Antes de falar dos detalhes mais importantes daquele texto, uma dúvida: por que a captação de recursos para a encenação da Paixão de Cristo, em MT, tem sido feita pela secretaria acima mencionada (Trabalho e Assistência Social), e não pelas de Cultura/Turismo, como poderia parecer mais óbvio?

Claro que minha pergunta não pressupõe que eu esteja defendendo a realização desse evento; ao contrário.

Agora, volto ao corpo da matéria jornalística. Ali, a assessoria da Setas teve a responsabilidade social de mostrar os gastos com esse evento nos últimos quatro anos. De 2011 a 2014 saíram dos cofres públicos R$ 11.249.391,51 para a Paixão.

Sim, caro leitor. Estamos falando de “milhões”. É grana com força!

Em 2011, conforme levantamento feito no setor de aquisições, a Paixão de Cristo – personagem bíblica que optou pelos pobres – custou aos cofres públicos a fortuna de R$ 3.224.733,00. Em 2012, mais R$ 2.355.532,00. Em 2013, outros R$ 2.024.275,00. Por fim, em 2014, arrebentaram a boca do balão: R$ 3.644.851,51.

Que paixão dolorida!

Diante desses números, várias dúvidas. Sintetizo-as em duas perguntas: 1ª) por que em 2014 foram gastos 1.620,546,51 a mais em relação ao ano anterior?; 2ª) só a inflação do período explicaria isso? 

A essa altura do artigo, já deve ter leitor bem irado comigo, prejulgando-me, obviamente. Os mais enfurecidos, quiçá, desejando-me o fogo do inferno.

Calma! Como diz uma amiga minha, “sem ódio no coração”.

Pense comigo: Cristo nasceu numa manjedoura e morreu numa cruz. Logo, poderia ficar escandalizado e com olhos ofuscados com tantos telões de led e atores globais por perto; não acha isso tudo bem desnecessário, leitor? Ou por trás dessa Paixão há outras paixões mundanas em jogo?

Outra pergunta: cristãmente falando, não é mais importante que o Estado invista, de fato, recursos na “expansão do Sine no interior, na promoção da inclusão produtiva por meio da qualificação profissional e ampliação de vagas aos trabalhadores em condição de vulnerabilidade (pessoas com deficiência, egressos do trabalho escravo e mulheres) e também na assistência ao jovem no processo de transição escola-trabalho?”
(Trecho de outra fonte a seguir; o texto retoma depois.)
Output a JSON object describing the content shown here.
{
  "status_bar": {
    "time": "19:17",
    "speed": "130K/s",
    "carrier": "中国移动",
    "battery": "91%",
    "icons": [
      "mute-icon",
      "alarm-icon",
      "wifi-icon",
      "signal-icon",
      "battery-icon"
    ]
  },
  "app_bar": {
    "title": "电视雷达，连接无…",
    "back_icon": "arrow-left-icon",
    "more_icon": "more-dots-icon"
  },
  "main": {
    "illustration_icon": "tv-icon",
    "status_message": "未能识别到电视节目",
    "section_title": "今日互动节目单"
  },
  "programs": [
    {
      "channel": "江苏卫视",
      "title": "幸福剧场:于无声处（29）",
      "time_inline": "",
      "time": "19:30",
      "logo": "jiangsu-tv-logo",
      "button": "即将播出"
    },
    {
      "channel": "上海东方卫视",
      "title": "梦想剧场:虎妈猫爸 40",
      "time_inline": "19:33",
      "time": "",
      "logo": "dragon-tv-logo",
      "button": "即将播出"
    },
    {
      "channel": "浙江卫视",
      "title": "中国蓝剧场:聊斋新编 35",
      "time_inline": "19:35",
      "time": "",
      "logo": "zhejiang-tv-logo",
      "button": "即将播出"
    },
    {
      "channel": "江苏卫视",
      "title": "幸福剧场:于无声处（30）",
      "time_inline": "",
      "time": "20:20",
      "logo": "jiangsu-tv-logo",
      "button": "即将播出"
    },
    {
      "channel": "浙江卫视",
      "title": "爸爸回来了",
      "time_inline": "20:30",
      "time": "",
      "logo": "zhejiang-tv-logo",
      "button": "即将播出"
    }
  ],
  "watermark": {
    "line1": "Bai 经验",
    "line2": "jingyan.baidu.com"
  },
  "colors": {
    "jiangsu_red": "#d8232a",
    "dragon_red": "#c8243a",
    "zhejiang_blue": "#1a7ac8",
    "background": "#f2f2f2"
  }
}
Ademais, não seria mais pertinente e respeitoso que a Paixão de Cristo fosse celebrada apenas dentro dos templos afins? Por que o Estado, que somos todos nós, inclusive os ateus, tem de pagar por eventos assim?

Logo, meus cumprimentos aos agentes do Estado responsáveis por esse corte, ou por essa chicotada no lombo de alguns vendilhões dos templos contemporâneos. Só lamento que tais agentes não tenham dito a coragem devida de dizer mais uma verdade: que o Estado é laico, e que, por isso, não deve pagar por esse tipo de conta.